The more alarmist predictions, such as advisers leaving the market in droves due to the RDR, have not come to fruition. Our figures show that 93 per cent of advisers will stay in the market and continue to provide quality advice to a range of customers.

While we have come a long way in the last six years, the implementation and realisation of the benefits of the RDR are still to come. It’s too soon to judge how successful we have been in achieving its aims.

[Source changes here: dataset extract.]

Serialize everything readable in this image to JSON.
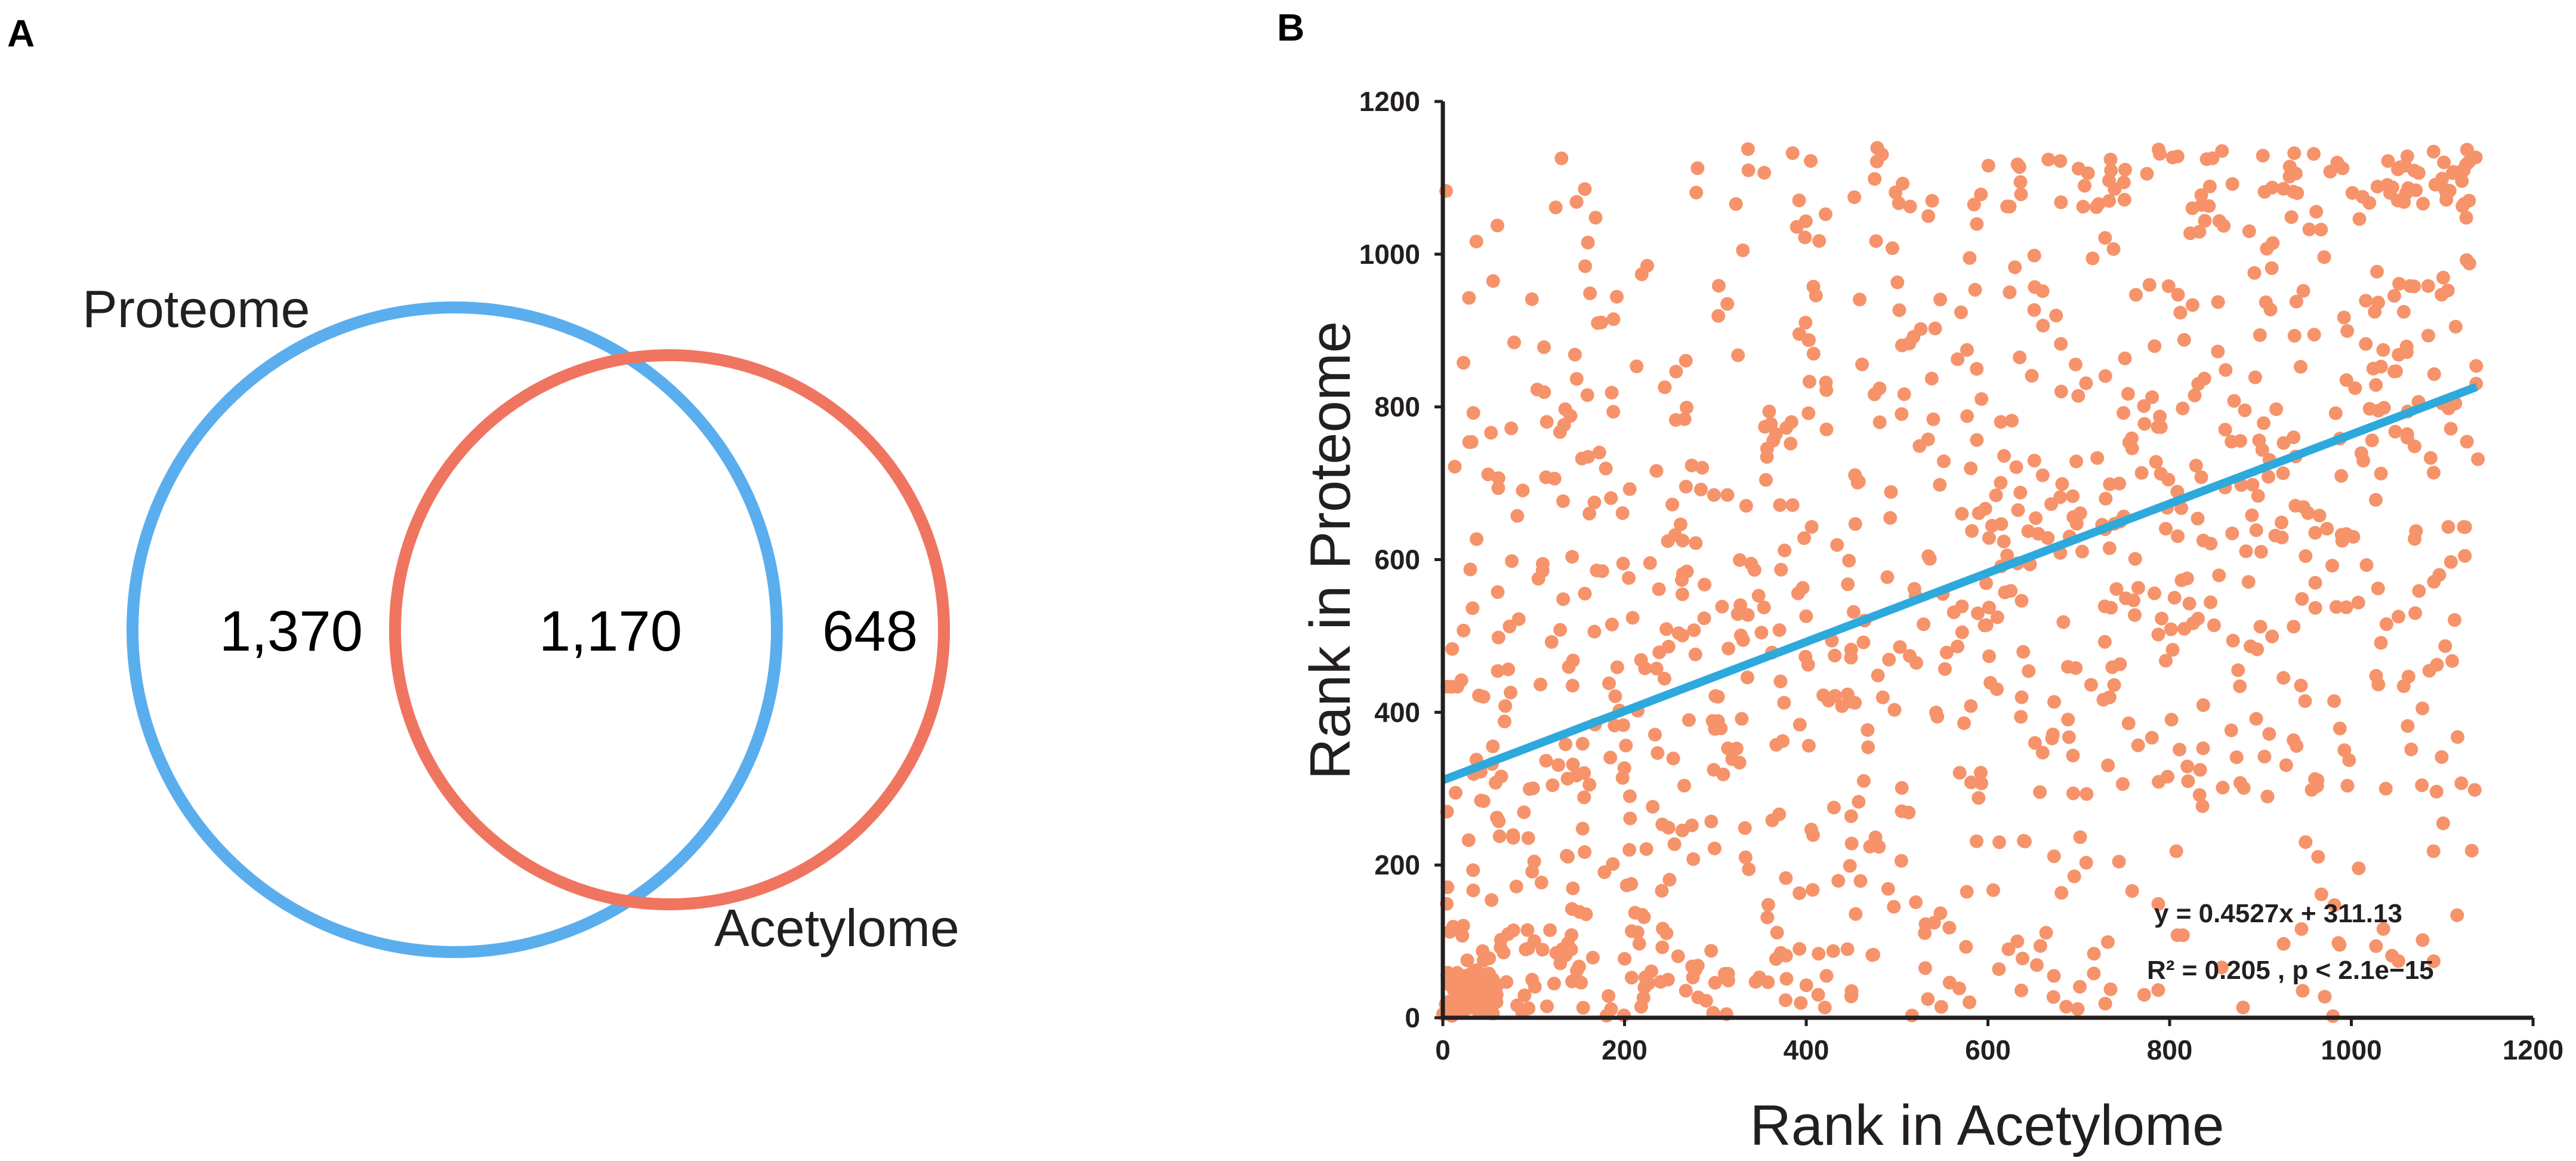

We will be undertaking work over the next two years to make sure advisers and firms are complying with our rules. We will be feeding our findings back to firms, and this will include comments concerning what good and poor practice looks like. Using this type of review process indicates a shift in our approach from the FSA to the FCA—we will be more transparent and forthcoming, more willing to stamp out poor practice and to encourage good practice. A review of the RDR will be carried out in 2014 to see if we have achieved what we set out to do. Again, we will be open about our findings, and if we need to make changes then we will do so, particularly if we can improve outcomes for consumers.

To keep pace with innovation within financial services the investment advice market will change and adapt. But the underlying intention of the RDR will remain the same—to ensure that consumers receive good advice, at a fair price, from professionals they can trust. It makes sense.